Ex-FBI agent meets community members at Carter County Library, talks childhood trauma
When people think trauma, typically mental images focus on adults or the testimonies on Facebook, but just as much trauma takes place at much younger ages, even in the child’s own home, and learning how to address these issues early on can stem a world of issues when they grow older.
Former Special Agent in Charge of the FBI Christopher Freeze visited the Elizabethton/Carter County Library Tuesday afternoon to talk about his experiences with the Adverse Childhood Experiences system during his time with the FBI and how it impacted the way he interacted and responded to communities.
He related trauma to encountering a grizzly bear in the woods.
“You are terrified, you run home and you are safe,” Freeze said. “You are safe. But what if that bear came home every night?”
He said many officers who served neighborhoods with higher crime rates do not even want to live in those cities themselves, using Memphis and Jackson as an example.

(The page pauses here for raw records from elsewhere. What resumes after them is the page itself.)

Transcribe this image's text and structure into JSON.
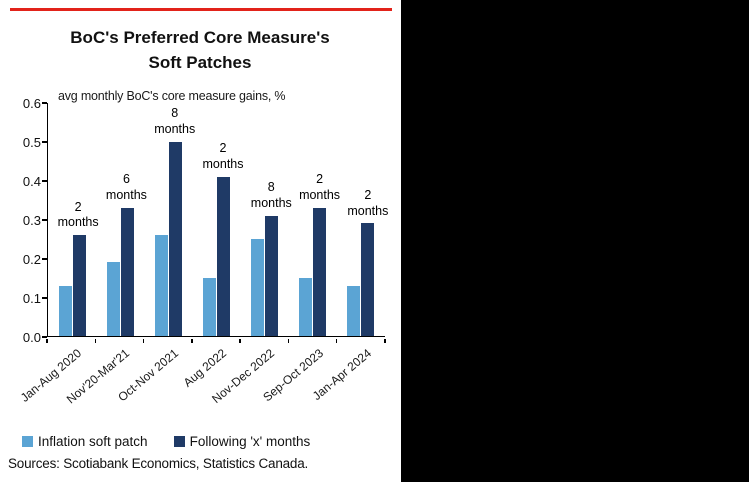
{
  "canvas": {
    "background": "#000000",
    "panel_background": "#ffffff",
    "accent_line_color": "#e2231a"
  },
  "chart_data": {
    "type": "bar",
    "title": "BoC's Preferred Core Measure's Soft Patches",
    "title_lines": [
      "BoC's Preferred Core Measure's",
      "Soft Patches"
    ],
    "subtitle": "avg monthly BoC's core measure gains, %",
    "categories": [
      "Jan-Aug 2020",
      "Nov'20-Mar'21",
      "Oct-Nov 2021",
      "Aug 2022",
      "Nov-Dec 2022",
      "Sep-Oct 2023",
      "Jan-Apr 2024"
    ],
    "series": [
      {
        "name": "Inflation soft patch",
        "color": "#5ba4d4",
        "values": [
          0.13,
          0.19,
          0.26,
          0.15,
          0.25,
          0.15,
          0.13
        ]
      },
      {
        "name": "Following 'x' months",
        "color": "#1f3a66",
        "values": [
          0.26,
          0.33,
          0.5,
          0.41,
          0.31,
          0.33,
          0.29
        ]
      }
    ],
    "annotations": [
      {
        "count": "2",
        "unit": "months"
      },
      {
        "count": "6",
        "unit": "months"
      },
      {
        "count": "8",
        "unit": "months"
      },
      {
        "count": "2",
        "unit": "months"
      },
      {
        "count": "8",
        "unit": "months"
      },
      {
        "count": "2",
        "unit": "months"
      },
      {
        "count": "2",
        "unit": "months"
      }
    ],
    "ylim": [
      0,
      0.6
    ],
    "yticks": [
      "0.0",
      "0.1",
      "0.2",
      "0.3",
      "0.4",
      "0.5",
      "0.6"
    ],
    "grid": false,
    "legend_position": "bottom"
  },
  "footer": {
    "sources": "Sources: Scotiabank Economics, Statistics Canada."
  }
}
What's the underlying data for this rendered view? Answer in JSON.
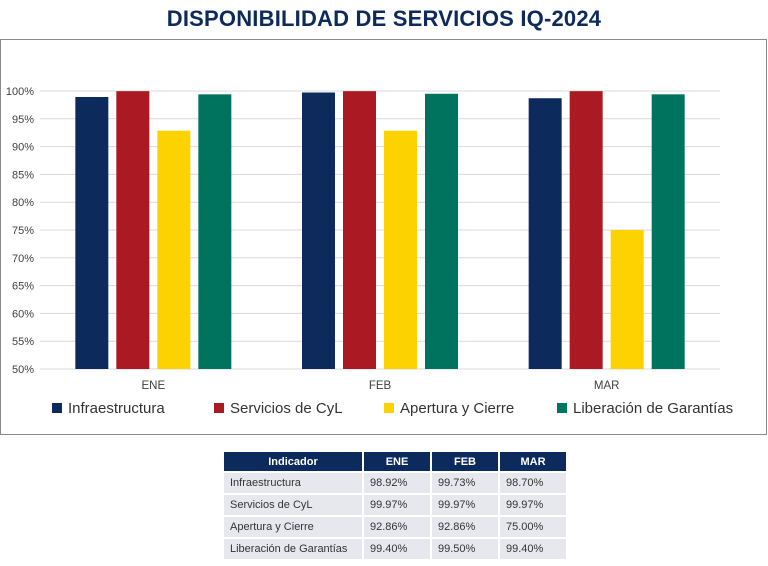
{
  "title": "DISPONIBILIDAD DE SERVICIOS IQ-2024",
  "chart_data": {
    "type": "bar",
    "categories": [
      "ENE",
      "FEB",
      "MAR"
    ],
    "series": [
      {
        "name": "Infraestructura",
        "color": "#0d2a5c",
        "values": [
          98.92,
          99.73,
          98.7
        ]
      },
      {
        "name": "Servicios de CyL",
        "color": "#ab1a23",
        "values": [
          99.97,
          99.97,
          99.97
        ]
      },
      {
        "name": "Apertura y Cierre",
        "color": "#fcd200",
        "values": [
          92.86,
          92.86,
          75.0
        ]
      },
      {
        "name": "Liberación de Garantías",
        "color": "#00735e",
        "values": [
          99.4,
          99.5,
          99.4
        ]
      }
    ],
    "ylim": [
      50,
      100
    ],
    "yticks": [
      "50%",
      "55%",
      "60%",
      "65%",
      "70%",
      "75%",
      "80%",
      "85%",
      "90%",
      "95%",
      "100%"
    ],
    "grid": true,
    "legend": "bottom"
  },
  "table": {
    "headers": [
      "Indicador",
      "ENE",
      "FEB",
      "MAR"
    ],
    "rows": [
      [
        "Infraestructura",
        "98.92%",
        "99.73%",
        "98.70%"
      ],
      [
        "Servicios de CyL",
        "99.97%",
        "99.97%",
        "99.97%"
      ],
      [
        "Apertura y Cierre",
        "92.86%",
        "92.86%",
        "75.00%"
      ],
      [
        "Liberación de Garantías",
        "99.40%",
        "99.50%",
        "99.40%"
      ]
    ]
  }
}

“They want to go home, where the school system is better and the crime is less,” he said.
According to the Center for Disease Control’s website, ACEs include a variety of experiences, including injury, mental health, disease but especially different forms of abuse.
He said these adverse experiences all relate to the concept of trauma, the “bear” children have to come home to every day.
“We say kids are resilient, they will get back up,” he said. “Kids are like a lump of clay. What happens when you press down on a lump of clay?”
Freeze told a story of how he met with ten young boys at a school several years ago. Some of the windows were broken and the school overall looked worse for wear. When he talked with them, he found these kids lacked a solid foundation to succeed.
One student said they had been in detention longer than he had been in school, and it was not even Christmas, while another said it had been a really long time since he had seen his father.
“It is hard for me to see their world,” Freeze said.
Freeze also pointed to people’s perceptions of childhood trauma, and how separating the different kinds of trauma forces people to prioritize certain kinds of trauma over others, weakening their efforts overall.
He said this kind of trauma leads to crime people can easily predict in communities.
“Everyone knows which communities where the crimes happen,” Freeze said. “You hear them on the news, and they occur on the same blocks.”
This is part of the motivation for the ACEs study. The CDC’s website links childhood trauma with more problems in their adult life, therefore requiring a broader approach to the problem.
“If we all talk about it separately, we miss the larger scale,” Freeze said.
More information about ACEs can be found at cdc.gov.